情報セキュリティの6大要素の一つである信頼性。ISO27001 の構築にあたっては、情報セキュリティの3大要素というキーワードはよく耳にすると思いますが、実は6大要素、7大要素というものがあり、以下の項目が情報セキュリティにおいて確保すべき重要な項目とされています。

  • ・可用性
  • ・機密性
  • ・完全性
  • ・真正性
  • ・責任追跡性
  • ・信頼性
  • ・否認防止

この7つの項目は、情報セキュリティマネジメントシステムの構築においても要考慮事項です。今回は、その中でも「信頼性」という概念について解説していきたいと思います。

情報セキュリティの信頼性とは

情報セキュリティにおける信頼性とは、情報処理において意図した動作が行われることを確実にすることです。特にコンピューターによって情報操作を行う場合、情報のスペシャリストではない人によってデータが更新されたり、削除されたり、あるいは追加されたりします。

このようなケースではGUI(グラフィカルユーザーインターフェース)からデータを操作することになると思いますが、仮に人為的な操作ミスがなくともシステムのバグやプログラム開発者が意図しない動作によってデータが改ざん・破壊されてしまうことがあります。

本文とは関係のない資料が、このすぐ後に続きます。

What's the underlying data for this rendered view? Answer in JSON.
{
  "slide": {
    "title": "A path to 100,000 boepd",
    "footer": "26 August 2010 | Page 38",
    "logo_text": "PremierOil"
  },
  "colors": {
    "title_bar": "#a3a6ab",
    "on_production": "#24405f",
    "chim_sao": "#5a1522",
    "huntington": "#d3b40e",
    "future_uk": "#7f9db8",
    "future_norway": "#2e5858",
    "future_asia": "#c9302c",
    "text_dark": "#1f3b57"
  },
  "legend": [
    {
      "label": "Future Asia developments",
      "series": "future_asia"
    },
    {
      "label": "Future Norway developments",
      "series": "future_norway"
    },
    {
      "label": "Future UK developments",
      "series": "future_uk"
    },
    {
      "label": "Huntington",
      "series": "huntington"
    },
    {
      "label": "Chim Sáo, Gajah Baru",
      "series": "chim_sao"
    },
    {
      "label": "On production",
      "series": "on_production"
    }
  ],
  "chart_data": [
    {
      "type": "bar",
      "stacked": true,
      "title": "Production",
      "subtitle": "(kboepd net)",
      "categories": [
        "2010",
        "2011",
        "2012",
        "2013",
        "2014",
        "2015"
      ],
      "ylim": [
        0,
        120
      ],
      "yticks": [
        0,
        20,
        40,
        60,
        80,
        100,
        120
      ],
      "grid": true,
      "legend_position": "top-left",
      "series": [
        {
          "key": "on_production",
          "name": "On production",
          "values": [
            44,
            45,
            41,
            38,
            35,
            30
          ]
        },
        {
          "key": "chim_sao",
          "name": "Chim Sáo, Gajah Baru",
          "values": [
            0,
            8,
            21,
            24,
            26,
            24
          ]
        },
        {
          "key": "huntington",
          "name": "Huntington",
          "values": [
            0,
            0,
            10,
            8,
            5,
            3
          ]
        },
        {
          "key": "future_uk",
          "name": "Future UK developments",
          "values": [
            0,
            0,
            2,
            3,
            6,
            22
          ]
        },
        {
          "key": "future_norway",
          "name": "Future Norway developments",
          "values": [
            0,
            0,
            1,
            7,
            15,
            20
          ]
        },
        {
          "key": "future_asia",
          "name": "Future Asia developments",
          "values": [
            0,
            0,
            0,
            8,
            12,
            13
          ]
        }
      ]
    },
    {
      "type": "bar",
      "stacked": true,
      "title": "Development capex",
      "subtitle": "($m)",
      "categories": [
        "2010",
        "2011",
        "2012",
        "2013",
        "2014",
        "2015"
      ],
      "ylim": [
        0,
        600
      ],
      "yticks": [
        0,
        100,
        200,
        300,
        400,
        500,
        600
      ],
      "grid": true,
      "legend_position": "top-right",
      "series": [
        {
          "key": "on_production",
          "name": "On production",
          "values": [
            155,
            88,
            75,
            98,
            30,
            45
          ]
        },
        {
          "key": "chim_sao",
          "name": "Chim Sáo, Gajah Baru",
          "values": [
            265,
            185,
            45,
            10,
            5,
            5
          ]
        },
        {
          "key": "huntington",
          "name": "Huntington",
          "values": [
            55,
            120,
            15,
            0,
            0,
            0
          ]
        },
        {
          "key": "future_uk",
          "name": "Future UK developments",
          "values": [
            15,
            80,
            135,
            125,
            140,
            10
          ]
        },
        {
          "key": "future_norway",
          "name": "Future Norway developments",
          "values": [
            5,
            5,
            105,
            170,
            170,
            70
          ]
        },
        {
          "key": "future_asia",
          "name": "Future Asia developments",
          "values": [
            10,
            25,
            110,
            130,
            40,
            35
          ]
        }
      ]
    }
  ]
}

このため、システム開発者や管理者は、システムを誰もが安心して使い続けることができるように、システム処理に欠陥や不具合がなく、確実に意図した動作のみが行われるように担保する必要があるのです。

信頼性の欠落によって発生するインシデント

では、情報システムの信頼性が欠落すると、どのようなインシデントが発生するのでしょうか?

データの改ざん・破壊

多くのアプリケーションはJSONやMySQLなどのデータベースを活用しています。このデータベースそのものが、悪意のない動作によって書き換えられたり、破壊されたりしてしまうことが想定されます。

脆弱性を突いた攻撃

MySQL やPostgreSQLを利用したシステムでは、URLなどの情報をもとにデータをインプット、そのインプットされた値によってSLQ文を発行し、表示内容を変更するといったものが多いと思います。このようなシステムでは、プリペアドステートメントなどのメソッドを活用しないと、意図しないSQL文を発行されてしまうことがあります。このような攻撃のことをSQLインジェクション と言いますが、信頼性を損なうと他にも 脆弱性 を突いた攻撃がされてしまう可能性が高くなり、事業継続のリスクをもたらします。

信頼性を確保するためには

信頼性を確保するためには、いくつかの方法がありますが、その多くは「システムの構築、つまりプログラミングによって不具合が発生しない設計・対策を行うこと」によって解決が可能です。

例外処理を定義する

スクリプト系の言語であれば、try…catch…の構文が一般的でありますが、例外を検知して例外が発生した場合の処理を定義することで、信頼性を向上させることが可能になります。

バリデーションを設ける

Webサービスの場合は、JavaScriptなどの言語を用いてバリデーション(入力チェック)を行うことで、ユーザーのブラウザ上での行動を制御し、例外が投げられないようにするという方法も効果的です。

SQLインジェクション対策を行う

多くのプログラミング言語では、SQLインジェクション対策としてプリペアドステートメントというメソッドが搭載されています。SQLインジェクションは、例えばインプットされた値をそのままSQL文に組み込むため発生することがほとんどです。

上記のような構造では、意図しないサブクエリの実行やSQLのWHERE句の書き換えが発生してしまうため、URLを少し変更してリクエストを送信するだけで攻撃を実行することができてしまうのです。このような攻撃が行われないように、プリペアドステートメントというメソッドを利用し、SQL文に制限をかけることでSQLインジェクション対策を行うことが可能になります。

まとめ

今回は、情報セキュリティの信頼性について解説してきました。情報セキュリティマネジメントシステムでは、情報セキュリティの3大要素にばかり注目がされてしまいますが、信頼性や真正性を確保しなければその3大要素も損なうことになるかもしれませんので、リスクを把握してしっかりと対策を講じましょう。